IanCutress - Saturday, January 5, 2013 - link
We examined both scenarios. Our university had cluster time to buy, and there is always the Amazon cloud. In our calculation, getting a 16 thread machine from Dell paid for itself in under six months of continuous running, and would not require a large adjustment in the way people were currently coding (i.e. staying in Windows rather than moving to Linux), and could also be passed down the research group when newer hardware is released.If you are using production level code and manipulating it each time to get results, and you can guarantee the results will be good each time, then power-by-the-hour could work. As we were constantly writing and testing new code for different scenarios, the build/buy your own workstation won out.
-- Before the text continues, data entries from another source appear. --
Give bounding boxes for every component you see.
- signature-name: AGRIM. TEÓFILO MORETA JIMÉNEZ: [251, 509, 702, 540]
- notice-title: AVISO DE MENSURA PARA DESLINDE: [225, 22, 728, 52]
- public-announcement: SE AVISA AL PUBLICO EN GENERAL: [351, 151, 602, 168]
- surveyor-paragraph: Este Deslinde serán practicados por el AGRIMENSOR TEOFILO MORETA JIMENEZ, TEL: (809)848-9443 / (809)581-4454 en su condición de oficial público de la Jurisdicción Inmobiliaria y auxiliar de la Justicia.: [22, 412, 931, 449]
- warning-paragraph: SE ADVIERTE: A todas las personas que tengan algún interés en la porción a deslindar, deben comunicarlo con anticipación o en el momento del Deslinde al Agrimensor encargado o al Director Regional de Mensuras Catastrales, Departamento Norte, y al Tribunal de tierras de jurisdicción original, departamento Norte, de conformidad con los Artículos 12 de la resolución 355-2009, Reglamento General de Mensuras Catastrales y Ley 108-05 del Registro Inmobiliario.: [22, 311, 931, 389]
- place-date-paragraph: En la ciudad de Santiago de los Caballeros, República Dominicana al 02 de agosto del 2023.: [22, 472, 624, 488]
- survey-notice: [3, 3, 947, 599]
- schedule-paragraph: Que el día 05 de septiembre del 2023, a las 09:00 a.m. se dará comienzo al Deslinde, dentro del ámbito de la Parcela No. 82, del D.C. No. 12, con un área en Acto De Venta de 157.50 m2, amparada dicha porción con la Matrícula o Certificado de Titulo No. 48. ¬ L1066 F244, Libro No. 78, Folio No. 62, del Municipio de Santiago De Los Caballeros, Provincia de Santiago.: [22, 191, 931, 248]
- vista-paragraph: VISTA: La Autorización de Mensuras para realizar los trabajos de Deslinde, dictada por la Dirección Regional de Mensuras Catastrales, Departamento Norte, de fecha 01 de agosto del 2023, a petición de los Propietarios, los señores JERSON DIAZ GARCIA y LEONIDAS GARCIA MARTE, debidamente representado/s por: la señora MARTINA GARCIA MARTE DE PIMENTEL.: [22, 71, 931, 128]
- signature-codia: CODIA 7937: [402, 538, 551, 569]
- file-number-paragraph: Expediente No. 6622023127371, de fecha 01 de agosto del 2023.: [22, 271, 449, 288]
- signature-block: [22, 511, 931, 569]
Having your own system also helps in building GPU codes, if you want to buy a better GPU card it is easier to swap out rather than relying on a cloud computing upgrade.
Ian
jtv - Sunday, January 6, 2013 - link
One big consideration is who the researchers are. I work in x-ray spectroscopy (as a computational theorist). Experimentalists in this field use some of our codes without wanting to bother with having big computational resources. We have looked at trying to provide some of our codes through some cloud-based service so that it can be used on demand.Otherwise I would agree with Ian's reply. When I'm improving code, debugging code, or trying to implement new theoretical approaches I absolutely want my own hardware to do it on.